Gebruik het apparaat nooit in de buurt van
kinderen of dieren.
De operator van het apparaat wordt aansprakelijk
gehouden voor eventuele ongelukken of letsel aan
derden en hun eigendommen.
Inspecteer het gebied waar het apparaat gebruikt
wordt zorgvuldig en verplaats, indien nodig,
eventuele vreemde voorwerpen.
Geen brandstof bijvullen als het apparaat binnen
staat of wanneer de motor draait.
Gemorste benzine is extreem brandbaar, nooit
bijvullen als de motor nog heet is.
Veeg eventueel gemorste benzine af voordat u de
motor start. Gemorste benzine op een hete motor
kan brand of een explosie veroorzaken!
Laarzen met antislip zolen met stalen mantel zijn
verplicht. Vermijd ruimvallende kleding.
Bediening
Stop de motor onmiddellijk na het raken van een
vreemd voorwerp, verwijder de bougiedop en
controleer de motor grondig op beschadigingen.

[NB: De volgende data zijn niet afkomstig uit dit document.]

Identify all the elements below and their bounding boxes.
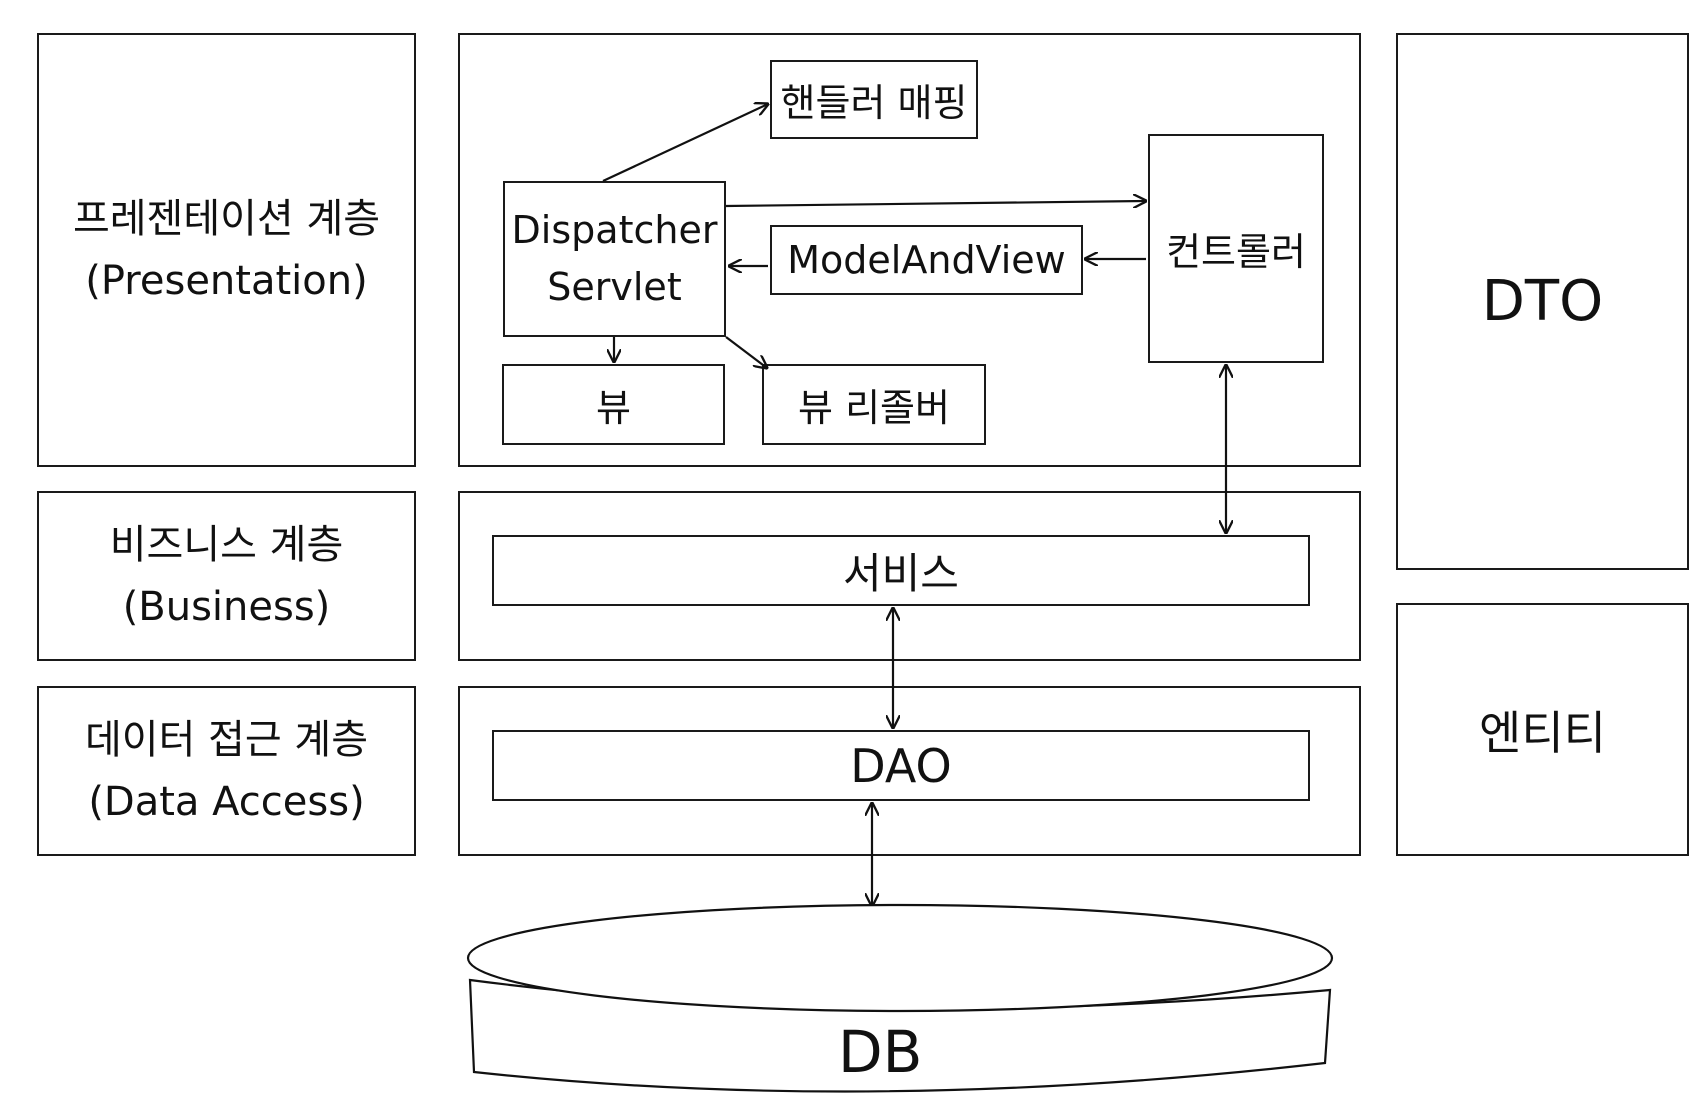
dispatcher-servlet-box: Dispatcher Servlet — [503, 181, 726, 337]
business-layer-container — [458, 491, 1361, 661]
dispatcher-servlet-label: Dispatcher Servlet — [511, 208, 718, 309]
view-box: 뷰 — [502, 364, 725, 445]
entity-box: 엔티티 — [1396, 603, 1689, 856]
dto-label: DTO — [1481, 269, 1604, 334]
data-access-layer-container — [458, 686, 1361, 856]
service-label: 서비스 — [843, 549, 959, 598]
controller-label: 컨트롤러 — [1166, 230, 1306, 274]
controller-box: 컨트롤러 — [1148, 134, 1324, 363]
business-layer-label: 비즈니스 계층 (Business) — [109, 522, 344, 630]
data-access-layer-label: 데이터 접근 계층 (Data Access) — [84, 717, 369, 825]
view-resolver-label: 뷰 리졸버 — [798, 386, 950, 430]
model-and-view-box: ModelAndView — [770, 225, 1083, 295]
presentation-layer-container — [458, 33, 1361, 467]
service-box: 서비스 — [492, 535, 1310, 606]
db-label: DB — [838, 1018, 923, 1086]
handler-mapping-label: 핸들러 매핑 — [780, 81, 968, 125]
handler-mapping-box: 핸들러 매핑 — [770, 60, 978, 139]
data-access-layer-label-box: 데이터 접근 계층 (Data Access) — [37, 686, 416, 856]
dao-box: DAO — [492, 730, 1310, 801]
dto-box: DTO — [1396, 33, 1689, 570]
model-and-view-label: ModelAndView — [787, 238, 1066, 282]
view-label: 뷰 — [596, 386, 631, 430]
entity-label: 엔티티 — [1479, 705, 1606, 760]
view-resolver-box: 뷰 리졸버 — [762, 364, 986, 445]
business-layer-label-box: 비즈니스 계층 (Business) — [37, 491, 416, 661]
presentation-layer-label: 프레젠테이션 계층 (Presentation) — [72, 196, 381, 304]
presentation-layer-label-box: 프레젠테이션 계층 (Presentation) — [37, 33, 416, 467]
dao-label: DAO — [850, 738, 952, 793]
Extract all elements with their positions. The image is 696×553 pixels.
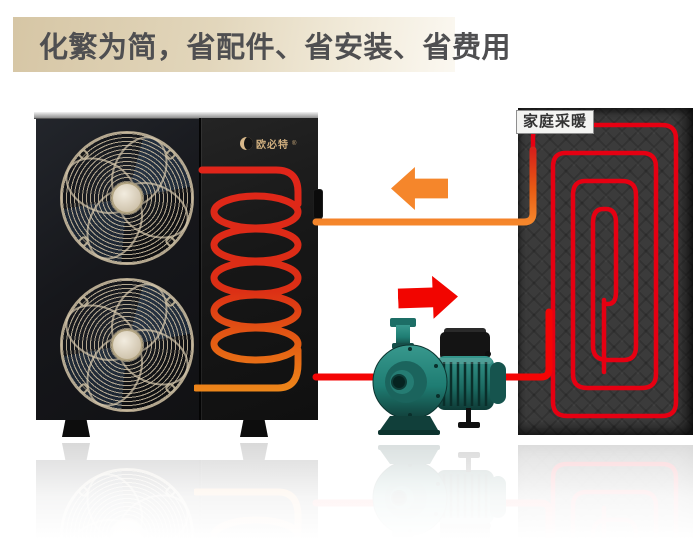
brand-logo: 欧必特 ® (240, 136, 296, 151)
fan-hub (111, 329, 143, 361)
fan-hub (111, 182, 143, 214)
title-banner: 化繁为简，省配件、省安装、省费用 (13, 17, 511, 72)
heat-pump-unit: 欧必特 ® (34, 112, 322, 437)
left-arrow-icon (391, 167, 448, 210)
unit-top-trim (34, 112, 318, 119)
unit-foot (62, 420, 90, 437)
right-arrow-icon (397, 275, 458, 320)
scene: 欧必特 ® (34, 108, 693, 437)
crescent-moon-icon (240, 137, 253, 150)
circulation-pump (372, 318, 506, 435)
compressor-coil (194, 166, 302, 392)
panel-label: 家庭采暖 (516, 110, 595, 134)
brand-name: 欧必特 (256, 140, 289, 151)
registered-mark: ® (292, 140, 297, 147)
fan-grille-top (56, 127, 198, 269)
reflection-fade (0, 440, 696, 553)
unit-foot (240, 420, 268, 437)
fan-grille-bottom (56, 274, 198, 416)
page-title: 化繁为简，省配件、省安装、省费用 (39, 31, 512, 64)
floor-heating-panel (518, 108, 693, 435)
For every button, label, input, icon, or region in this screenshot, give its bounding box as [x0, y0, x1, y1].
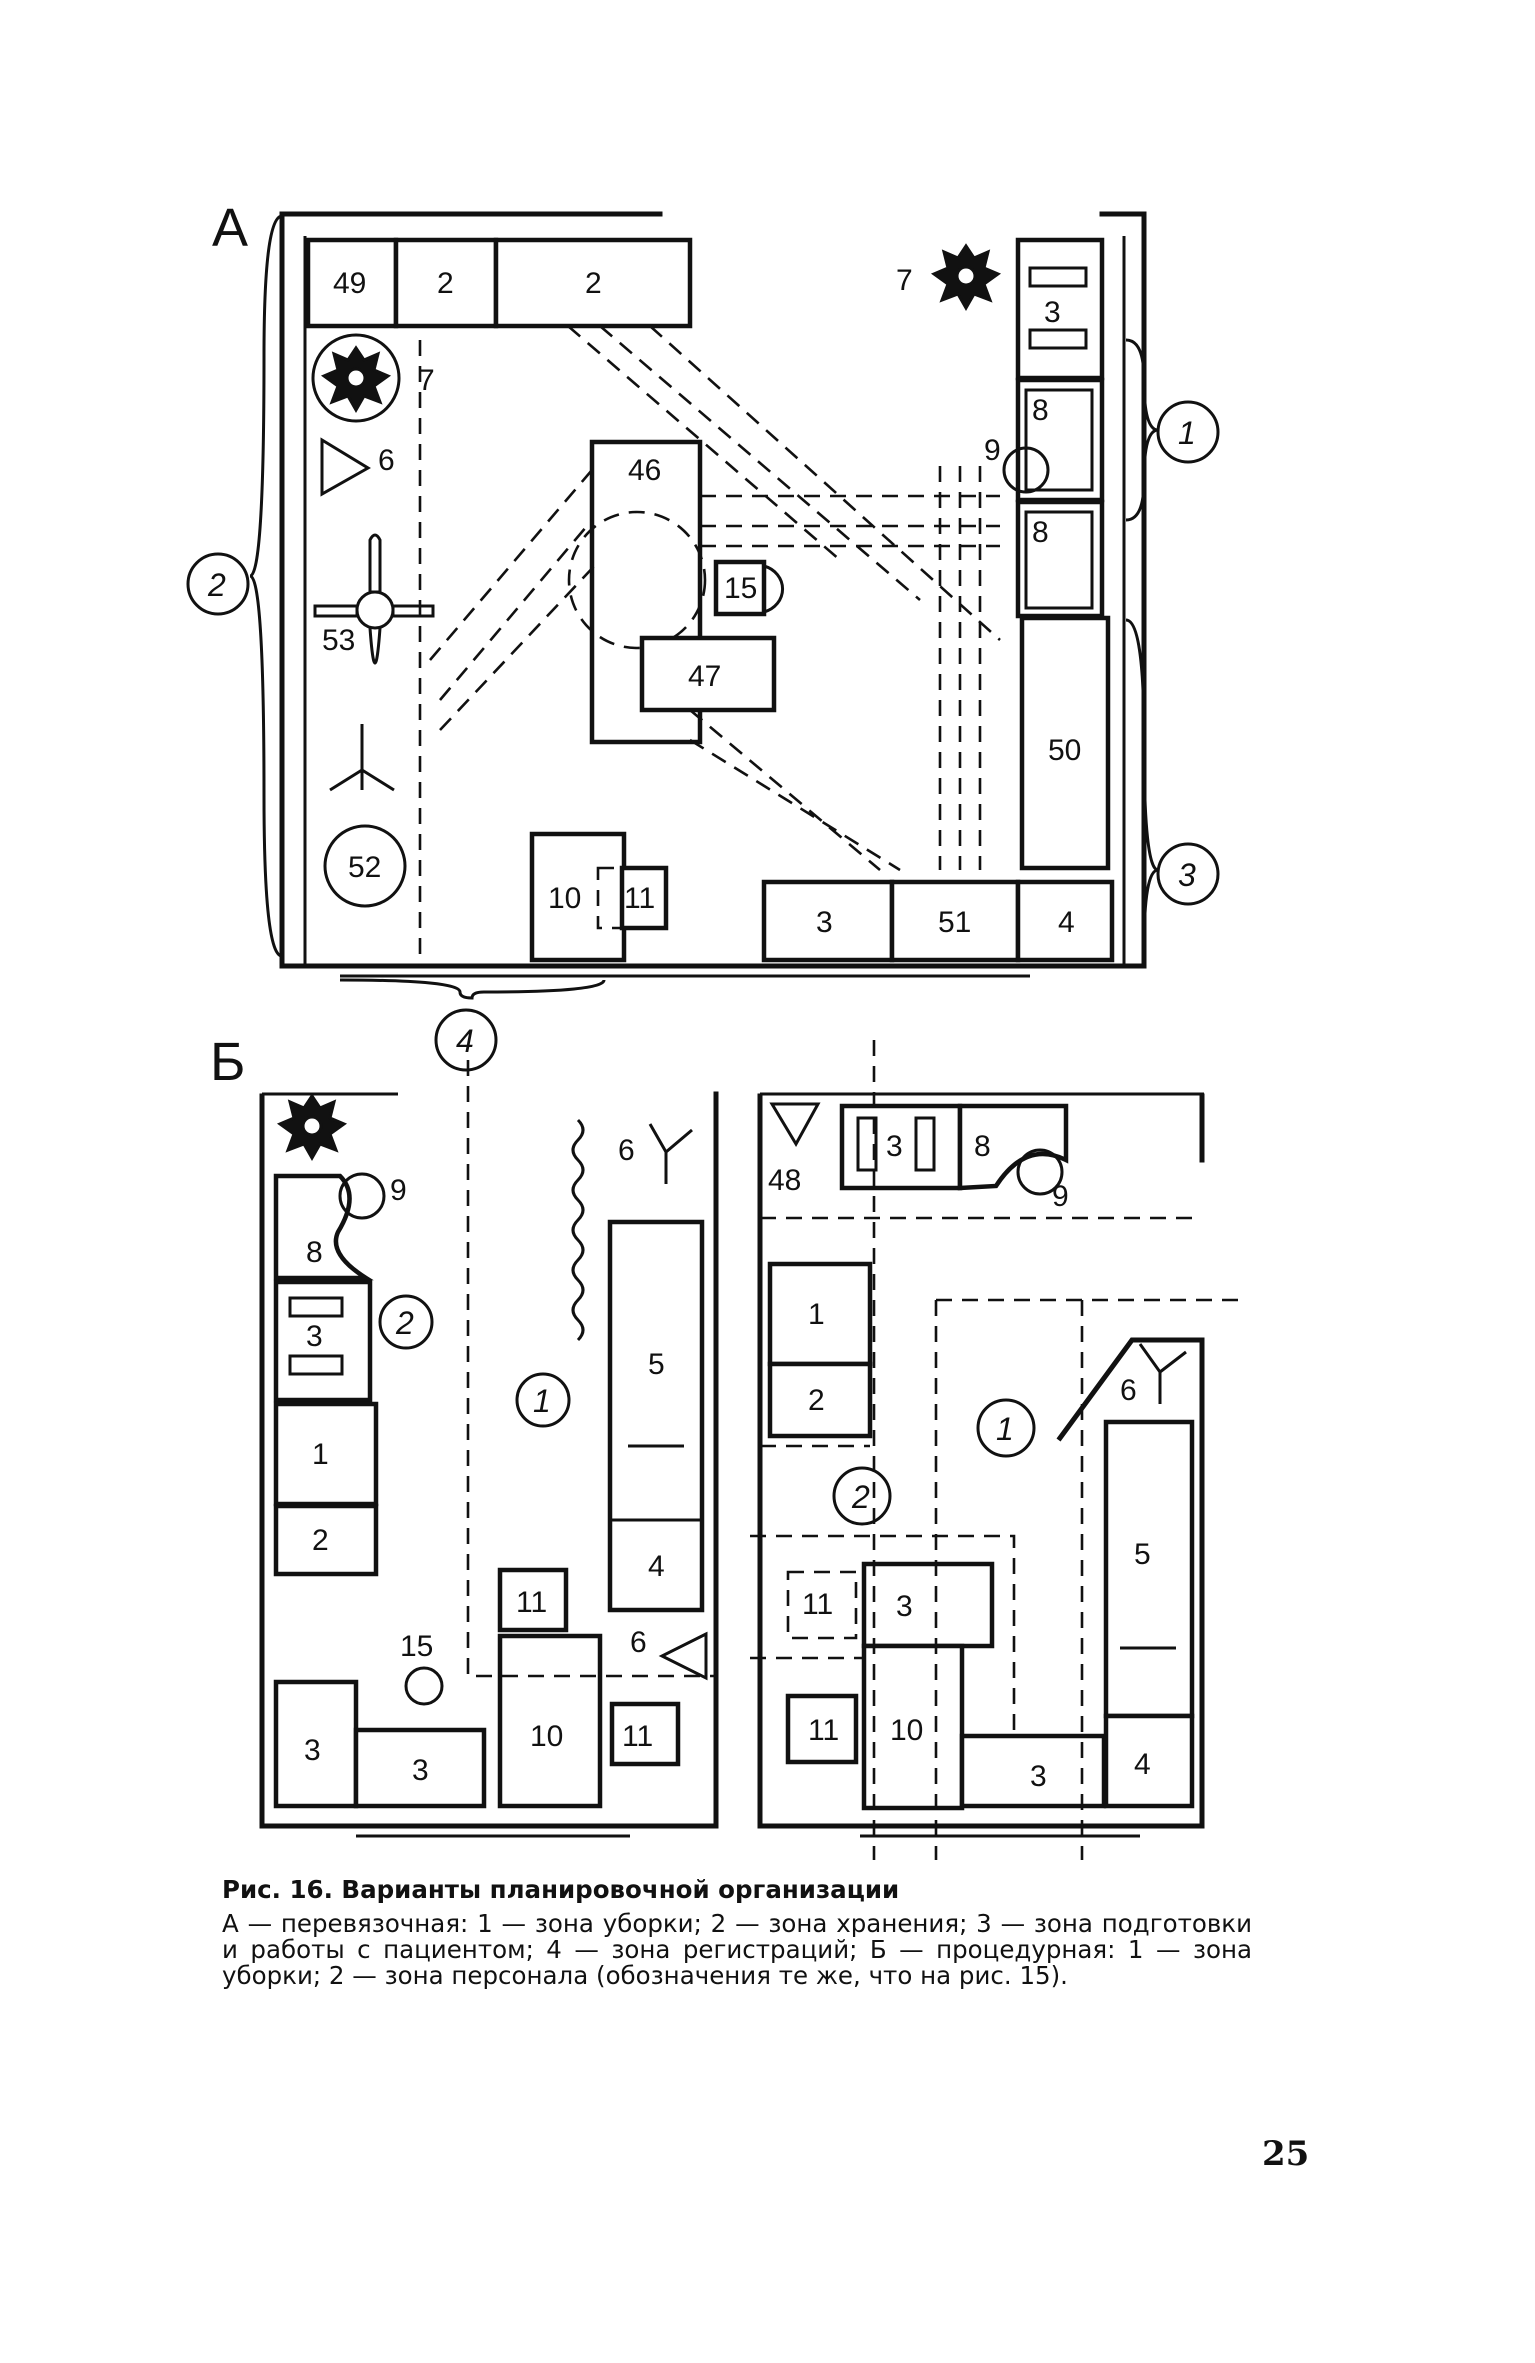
- plan-b-left-label-8: 8: [306, 1236, 323, 1269]
- plan-a-letter: А: [212, 198, 248, 258]
- stand-icon: [329, 724, 395, 792]
- plan-a-label-8b: 8: [1032, 516, 1049, 549]
- plan-a-label-2b: 2: [585, 267, 602, 300]
- plant-icon-b-left: [278, 1094, 346, 1160]
- plan-a-label-6: 6: [378, 444, 395, 477]
- plan-b-right-label-6: 6: [1120, 1374, 1137, 1407]
- plan-b-left-label-3a: 3: [304, 1734, 321, 1767]
- figure-caption: Рис. 16. Варианты планировочной организа…: [222, 1877, 1252, 1989]
- plan-b-left-label-6-top: 6: [618, 1134, 635, 1167]
- plan-a-label-3-bottom: 3: [816, 906, 833, 939]
- plan-a-label-11: 11: [624, 882, 655, 915]
- plan-b-right-zone-2: 2: [851, 1479, 870, 1515]
- triangle-icon: [320, 437, 371, 497]
- plan-a-zone-1: 1: [1178, 415, 1196, 451]
- triangle-icon-b-left: [658, 1631, 708, 1681]
- plan-a-label-7-left: 7: [418, 364, 435, 397]
- plan-b-right-label-10: 10: [890, 1714, 923, 1747]
- plan-b-right-label-3-bottom: 3: [1030, 1760, 1047, 1793]
- plan-b-left-label-5: 5: [648, 1348, 665, 1381]
- plan-a-label-51: 51: [938, 906, 971, 939]
- plan-a-label-46: 46: [628, 454, 661, 487]
- plan-b-right-label-5: 5: [1134, 1538, 1151, 1571]
- plan-b-right-label-3-mid: 3: [896, 1590, 913, 1623]
- plan-b-left-label-6-low: 6: [630, 1626, 647, 1659]
- plan-b-right-label-9: 9: [1052, 1180, 1069, 1213]
- plan-a-zone-2: 2: [207, 567, 226, 603]
- plan-a-label-53: 53: [322, 624, 355, 657]
- plan-b-left: Б 9 8 3 2 1 2 15 3 3 11 10 11 6 5: [210, 1032, 719, 1838]
- plan-b-right-paths: [750, 1040, 1246, 1860]
- plan-a-zone-3: 3: [1178, 857, 1196, 893]
- plant-icon-top-right: [932, 244, 1000, 310]
- stand-icon-b-right: [1138, 1343, 1187, 1404]
- plan-a-label-15: 15: [724, 572, 757, 605]
- plan-b-left-label-3: 3: [306, 1320, 323, 1353]
- plan-b-left-label-1: 1: [312, 1438, 329, 1471]
- plan-a-label-7-right: 7: [896, 264, 913, 297]
- plan-a-label-9: 9: [984, 434, 1001, 467]
- triangle-icon-b-right: [769, 1102, 821, 1148]
- plan-b-right: 48 3 8 9 1 2 2 1 11 3 11 10 3 5 4 6: [750, 1040, 1246, 1860]
- plan-b-right-label-2: 2: [808, 1384, 825, 1417]
- plan-b-left-label-11a: 11: [516, 1586, 547, 1619]
- page-number: 25: [1262, 2134, 1310, 2174]
- plan-b-right-label-4: 4: [1134, 1748, 1151, 1781]
- curtain-icon: [571, 1118, 585, 1342]
- plan-a-zone-4: 4: [456, 1023, 474, 1059]
- plan-b-left-zone-1: 1: [533, 1383, 551, 1419]
- plan-a-label-47: 47: [688, 660, 721, 693]
- plan-b-left-label-10: 10: [530, 1720, 563, 1753]
- stand-icon-b-left: [648, 1123, 693, 1184]
- plan-a-label-3-right: 3: [1044, 296, 1061, 329]
- plan-a-label-4: 4: [1058, 906, 1075, 939]
- plan-b-right-label-48: 48: [768, 1164, 801, 1197]
- plan-b-right-label-11: 11: [808, 1714, 839, 1747]
- plan-b-right-label-11-dashed: 11: [802, 1588, 833, 1621]
- plan-b-right-label-3-top: 3: [886, 1130, 903, 1163]
- plan-b-right-label-1: 1: [808, 1298, 825, 1331]
- plan-b-left-label-2: 2: [312, 1524, 329, 1557]
- plan-a-label-49: 49: [333, 267, 366, 300]
- caption-title: Рис. 16. Варианты планировочной организа…: [222, 1875, 900, 1904]
- plan-a-label-8a: 8: [1032, 394, 1049, 427]
- plan-b-left-label-9: 9: [390, 1174, 407, 1207]
- plan-a-label-2a: 2: [437, 267, 454, 300]
- plan-b-left-zone-2: 2: [395, 1305, 414, 1341]
- plan-a-label-10: 10: [548, 882, 581, 915]
- plant-icon: [322, 346, 390, 412]
- plan-b-left-label-15: 15: [400, 1630, 433, 1663]
- caption-body: А — перевязочная: 1 — зона уборки; 2 — з…: [222, 1909, 1252, 1990]
- plan-b-right-zone-1: 1: [996, 1411, 1014, 1447]
- plan-a-label-52: 52: [348, 851, 381, 884]
- plan-b-letter: Б: [210, 1032, 245, 1092]
- plan-b-right-label-8: 8: [974, 1130, 991, 1163]
- plan-a: А 49 2 2 7 6 53 52 46: [186, 198, 1220, 1072]
- plan-b-left-label-11b: 11: [622, 1720, 653, 1753]
- plan-a-paths: [418, 325, 1001, 966]
- plan-b-left-label-3b: 3: [412, 1754, 429, 1787]
- plan-b-left-label-4: 4: [648, 1550, 665, 1583]
- plan-a-label-50: 50: [1048, 734, 1081, 767]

Repareer de beschadigingen voordat u verder
gaat.
Wanneer het apparaat overmatig begint te trillen
stopt u de motor en controleert u meteen wat de
oorzaak is. Trillingen zijn meestal een
waarschuwing voor beschadigingen.
Schakel de motor altijd uit en zorg ervoor dat alle
bewegende delen geheel gestopt zijn, voordat u
eventuele reparaties, aanpassingen of inspecties
uitvoert.
Wees extreem voorzichtig bij gebruik op hellingen.
Gebruik het apparaat nooit op hoge snelheid.
Overbelast de capaciteit van het apparaat niet door
te proberen een te hoge snelheid te hanteren.
Vervoer geen passagiers.
Sta nooit toe dat er omstanders vóór de eenheid
staan.
Gebruik het apparaat alleen bij daglicht of in
volledig verlichte gebieden.
Zorg voor een stabiele positie en houdt de hendels
altijd stevig vast. Zorg dat u altijd loopt, nooit
rennen.
Gebruik het apparaat niet als u op blote voeten
loopt of sandalen draagt.
Wees extreem voorzichtig wanneer u van richting
verandert op hellingen.
Probeer nooit aanpassingen te doen, terwijl de
motor nog loopt.
Wees extreem voorzichtig wanneer u achteruit rijdt
of het apparaat achteruit trekt.
Gebruik het apparaat nooit binnen of in gebieden
met weinig ventilatie. De uitlaatgassen van het
apparaat bevat koolmonoxide. Nalaten om te
controleren kan leiden tot blijvend letsel of
overlijden.
Benzine veiligheid
Wees extreem voorzichtig bij het gebruik van
benzine.
Benzine is extreem ontvlambaar en de dampen zijn
explosief. Er kan ernstig persoonlijk letsel ontstaan
als benzine op uzelf of uw kleding wordt gemorst.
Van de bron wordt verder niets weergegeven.